The complaints about the urinary tract and acid-reflux problems are not properly before this Court. As noted by the Board, the compensability of treatment for those conditions was not presented to the ALJ in any form. Moreover, there is substantial evidence in the record to indicate that the urinary tract infection would not be caused by a back injury . There is nothing in the record to indicate that the AU misstated the evidence. An ALJ has the authority to draw any reasonable inference from the evidence represented. Jackson v. General Refractories Co., 581 S.W.2d 10 (Ky. 1979). In addition, there is no evidence of any bias against Gribbins by the ALJ. The mere fact that he may rule against a claimant is not evidence of bias or prejudice. A review of the transcript indicates nothing that would imply any improper behavior by the ALJ. Evidence of bias and prejudice must be actual and not a mere perception by a party. There must be supporting documentation and information presented to any reviewing authority before bias or prejudice can be imputed to the finder of fact. Cf. Foster v. Commonwealth, 348 S.W.2d 759 (Ky. 1961).

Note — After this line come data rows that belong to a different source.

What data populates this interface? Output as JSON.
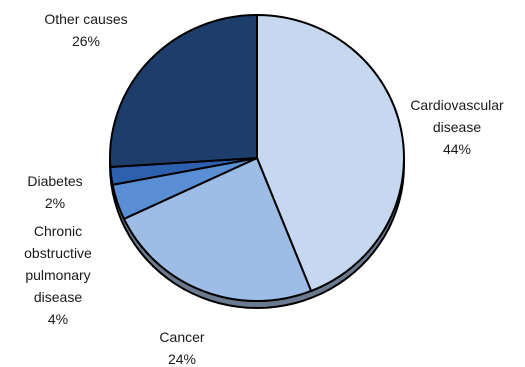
{
  "chart_data": {
    "type": "pie",
    "title": "",
    "start": "12 o'clock",
    "direction": "clockwise",
    "slices": [
      {
        "name": "Cardiovascular disease",
        "value": 44,
        "label_lines": [
          "Cardiovascular",
          "disease",
          "44%"
        ],
        "color": "#c5d8ef"
      },
      {
        "name": "Cancer",
        "value": 24,
        "label_lines": [
          "Cancer",
          "24%"
        ],
        "color": "#9dbde6"
      },
      {
        "name": "Chronic obstructive pulmonary disease",
        "value": 4,
        "label_lines": [
          "Chronic",
          "obstructive",
          "pulmonary",
          "disease",
          "4%"
        ],
        "color": "#5a8fd6"
      },
      {
        "name": "Diabetes",
        "value": 2,
        "label_lines": [
          "Diabetes",
          "2%"
        ],
        "color": "#2e60b0"
      },
      {
        "name": "Other causes",
        "value": 26,
        "label_lines": [
          "Other causes",
          "26%"
        ],
        "color": "#1d3e6a"
      }
    ]
  }
}
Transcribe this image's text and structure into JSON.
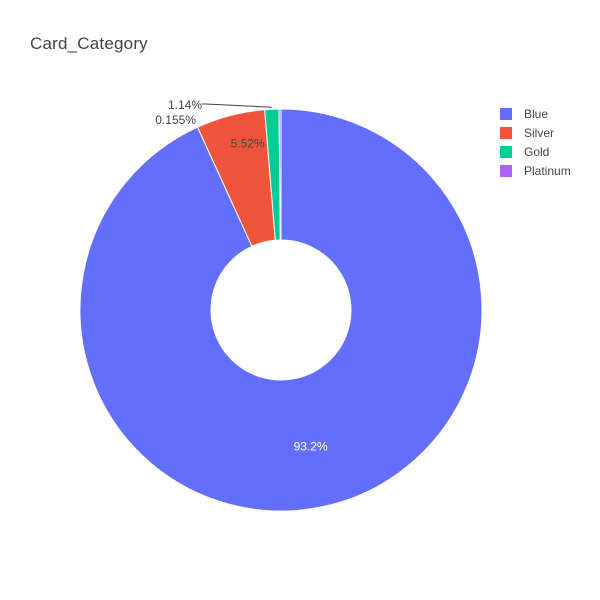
{
  "chart_data": {
    "type": "pie",
    "hole": true,
    "title": "Card_Category",
    "legend_position": "top-right",
    "slices": [
      {
        "label": "Blue",
        "value": 93.2,
        "text": "93.2%",
        "color": "#636efa",
        "text_color": "#ffffff"
      },
      {
        "label": "Silver",
        "value": 5.52,
        "text": "5.52%",
        "color": "#ef553b",
        "text_color": "#444444"
      },
      {
        "label": "Gold",
        "value": 1.14,
        "text": "1.14%",
        "color": "#00cc96",
        "text_color": "#444444"
      },
      {
        "label": "Platinum",
        "value": 0.155,
        "text": "0.155%",
        "color": "#ab63fa",
        "text_color": "#444444"
      }
    ]
  }
}
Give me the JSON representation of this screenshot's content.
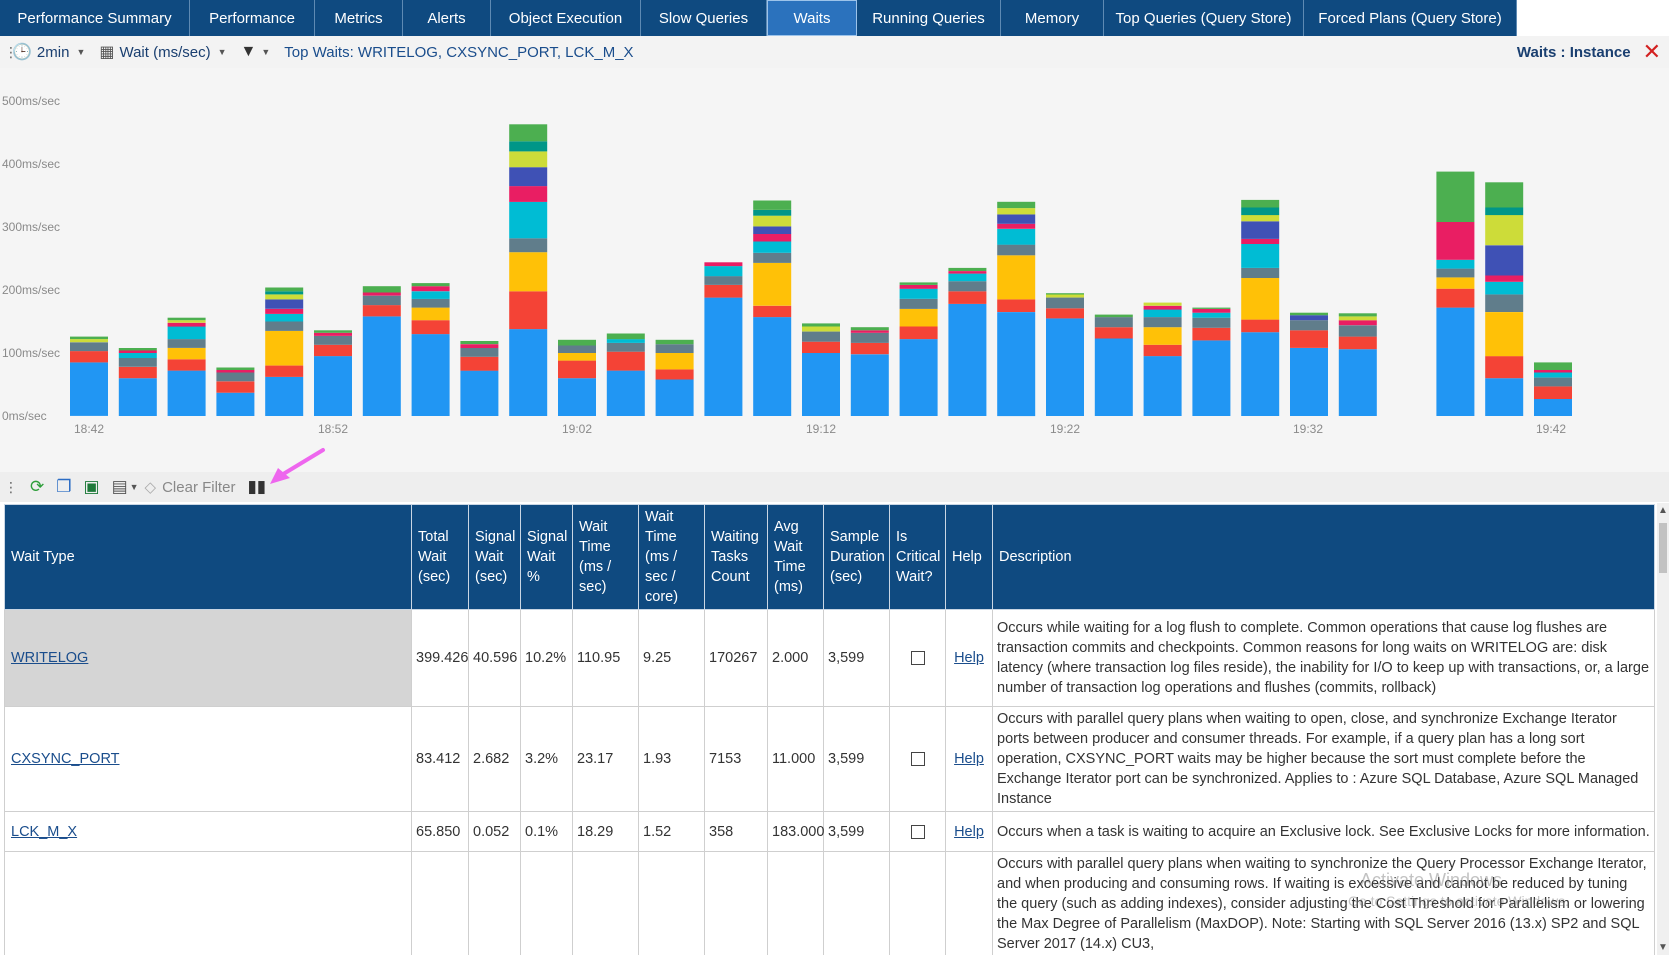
{
  "tabs": [
    {
      "label": "Performance Summary",
      "width": 190
    },
    {
      "label": "Performance",
      "width": 125
    },
    {
      "label": "Metrics",
      "width": 88
    },
    {
      "label": "Alerts",
      "width": 88
    },
    {
      "label": "Object Execution",
      "width": 150
    },
    {
      "label": "Slow Queries",
      "width": 126
    },
    {
      "label": "Waits",
      "width": 90,
      "active": true
    },
    {
      "label": "Running Queries",
      "width": 144
    },
    {
      "label": "Memory",
      "width": 103
    },
    {
      "label": "Top Queries (Query Store)",
      "width": 200
    },
    {
      "label": "Forced Plans (Query Store)",
      "width": 213
    }
  ],
  "toolbar": {
    "interval": "2min",
    "metric": "Wait (ms/sec)",
    "top_waits": "Top Waits: WRITELOG, CXSYNC_PORT, LCK_M_X",
    "panel_title": "Waits : Instance"
  },
  "chart_data": {
    "type": "bar",
    "stacked": true,
    "ylabel": "",
    "ylim": [
      0,
      500
    ],
    "y_ticks": [
      "0ms/sec",
      "100ms/sec",
      "200ms/sec",
      "300ms/sec",
      "400ms/sec",
      "500ms/sec"
    ],
    "x_ticks": [
      "18:42",
      "18:52",
      "19:02",
      "19:12",
      "19:22",
      "19:32",
      "19:42"
    ],
    "colors": [
      "#2196f3",
      "#f44336",
      "#ffc107",
      "#607d8b",
      "#00bcd4",
      "#e91e63",
      "#3f51b5",
      "#cddc39",
      "#009688",
      "#4caf50"
    ],
    "bars": [
      [
        85,
        18,
        0,
        14,
        0,
        0,
        0,
        5,
        0,
        4
      ],
      [
        60,
        18,
        0,
        14,
        8,
        4,
        0,
        0,
        0,
        4
      ],
      [
        72,
        18,
        18,
        14,
        20,
        6,
        0,
        4,
        0,
        4
      ],
      [
        37,
        18,
        0,
        14,
        0,
        4,
        0,
        0,
        0,
        4
      ],
      [
        62,
        18,
        55,
        15,
        12,
        8,
        15,
        8,
        5,
        6
      ],
      [
        95,
        18,
        0,
        14,
        0,
        5,
        0,
        0,
        0,
        4
      ],
      [
        158,
        18,
        0,
        15,
        0,
        5,
        0,
        0,
        0,
        10
      ],
      [
        130,
        22,
        20,
        14,
        12,
        8,
        0,
        0,
        0,
        5
      ],
      [
        72,
        22,
        0,
        14,
        0,
        6,
        0,
        0,
        0,
        5
      ],
      [
        138,
        60,
        62,
        22,
        58,
        25,
        30,
        25,
        16,
        27
      ],
      [
        60,
        28,
        12,
        12,
        0,
        0,
        0,
        0,
        0,
        9
      ],
      [
        72,
        30,
        0,
        14,
        6,
        0,
        0,
        0,
        0,
        9
      ],
      [
        58,
        16,
        26,
        14,
        0,
        0,
        0,
        0,
        0,
        7
      ],
      [
        188,
        20,
        0,
        14,
        16,
        6,
        0,
        0,
        0,
        0
      ],
      [
        157,
        18,
        68,
        16,
        18,
        12,
        12,
        17,
        9,
        15
      ],
      [
        100,
        18,
        0,
        16,
        0,
        0,
        0,
        8,
        0,
        5
      ],
      [
        98,
        18,
        0,
        16,
        0,
        4,
        0,
        0,
        0,
        5
      ],
      [
        122,
        20,
        28,
        16,
        16,
        6,
        0,
        0,
        0,
        4
      ],
      [
        178,
        20,
        0,
        16,
        12,
        4,
        0,
        0,
        0,
        5
      ],
      [
        165,
        20,
        70,
        17,
        25,
        8,
        15,
        10,
        0,
        10
      ],
      [
        155,
        16,
        0,
        17,
        0,
        0,
        0,
        5,
        0,
        2
      ],
      [
        123,
        18,
        0,
        16,
        0,
        0,
        0,
        0,
        0,
        4
      ],
      [
        95,
        18,
        28,
        16,
        12,
        6,
        0,
        5,
        0,
        0
      ],
      [
        120,
        20,
        0,
        16,
        8,
        6,
        0,
        0,
        0,
        2
      ],
      [
        133,
        20,
        66,
        16,
        38,
        8,
        28,
        10,
        12,
        12
      ],
      [
        108,
        28,
        0,
        16,
        0,
        0,
        8,
        0,
        0,
        4
      ],
      [
        106,
        20,
        0,
        18,
        0,
        8,
        0,
        6,
        0,
        5
      ],
      [
        0,
        0,
        0,
        0,
        0,
        0,
        0,
        0,
        0,
        0
      ],
      [
        172,
        30,
        18,
        14,
        14,
        60,
        0,
        0,
        0,
        80
      ],
      [
        60,
        35,
        70,
        28,
        20,
        10,
        48,
        48,
        12,
        40
      ],
      [
        27,
        20,
        0,
        14,
        8,
        4,
        0,
        0,
        0,
        12
      ]
    ]
  },
  "gridbar": {
    "clear_filter": "Clear Filter"
  },
  "table": {
    "headers": [
      "Wait Type",
      "Total Wait (sec)",
      "Signal Wait (sec)",
      "Signal Wait %",
      "Wait Time (ms / sec)",
      "Wait Time (ms / sec / core)",
      "Waiting Tasks Count",
      "Avg Wait Time (ms)",
      "Sample Duration (sec)",
      "Is Critical Wait?",
      "Help",
      "Description"
    ],
    "rows": [
      {
        "wait_type": "WRITELOG",
        "total_wait": "399.426",
        "signal_wait": "40.596",
        "signal_pct": "10.2%",
        "wait_ms_sec": "110.95",
        "wait_ms_sec_core": "9.25",
        "waiting_tasks": "170267",
        "avg_wait": "2.000",
        "sample_duration": "3,599",
        "help": "Help",
        "description": "Occurs while waiting for a log flush to complete. Common operations that cause log flushes are transaction commits and checkpoints. Common reasons for long waits on WRITELOG are: disk latency (where transaction log files reside), the inability for I/O to keep up with transactions, or, a large number of transaction log operations and flushes (commits, rollback)"
      },
      {
        "wait_type": "CXSYNC_PORT",
        "total_wait": "83.412",
        "signal_wait": "2.682",
        "signal_pct": "3.2%",
        "wait_ms_sec": "23.17",
        "wait_ms_sec_core": "1.93",
        "waiting_tasks": "7153",
        "avg_wait": "11.000",
        "sample_duration": "3,599",
        "help": "Help",
        "description": "Occurs with parallel query plans when waiting to open, close, and synchronize Exchange Iterator ports between producer and consumer threads. For example, if a query plan has a long sort operation, CXSYNC_PORT waits may be higher because the sort must complete before the Exchange Iterator port can be synchronized.     Applies to : Azure SQL Database, Azure SQL Managed Instance"
      },
      {
        "wait_type": "LCK_M_X",
        "total_wait": "65.850",
        "signal_wait": "0.052",
        "signal_pct": "0.1%",
        "wait_ms_sec": "18.29",
        "wait_ms_sec_core": "1.52",
        "waiting_tasks": "358",
        "avg_wait": "183.000",
        "sample_duration": "3,599",
        "help": "Help",
        "description": "Occurs when a task is waiting to acquire an Exclusive lock. See Exclusive Locks for more information."
      },
      {
        "wait_type": "",
        "total_wait": "",
        "signal_wait": "",
        "signal_pct": "",
        "wait_ms_sec": "",
        "wait_ms_sec_core": "",
        "waiting_tasks": "",
        "avg_wait": "",
        "sample_duration": "",
        "help": "",
        "description": "Occurs with parallel query plans when waiting to synchronize the Query Processor Exchange Iterator, and when producing and consuming rows. If waiting is excessive and cannot be reduced by tuning the query (such as adding indexes), consider adjusting the Cost Threshold for Parallelism or lowering the Max Degree of Parallelism (MaxDOP). Note:  Starting with SQL Server 2016 (13.x) SP2 and SQL Server 2017 (14.x) CU3,"
      }
    ]
  },
  "watermark": {
    "line1": "Activate Windows",
    "line2": "Go to Settings to activate Windows."
  }
}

A careful review of the record in this case demonstrates that the ALJ considered all of the lay and medical evidence in the record in very great detail. The Board, in a unanimous opinion, determined that it was well within the province of the AU to rely on the medical testimony presented by the employer. The Board correctly determined that it did not have the authority to overrule the ALJ or to substitute its judgment for his in matters involving the weight to be afforded the evidence in questions of fact. The Court of Appeals correctly stated that the evidence here was not so overwhelming as to require it to supersede the findings of the ALJ.
There was substantial evidence upon which the ALJ could rely and, consequently, the Board and the Court of Appeals were correct in their decisions. The Court of Appeals correctly followed the requirements of Western Baptist Hosp. v. Kelly, 827 S.W.2d 685 (Ky. 1992).
The opinion of the Court of Appeals is affirmed.
All concur except Graves, J., who concurs in result only.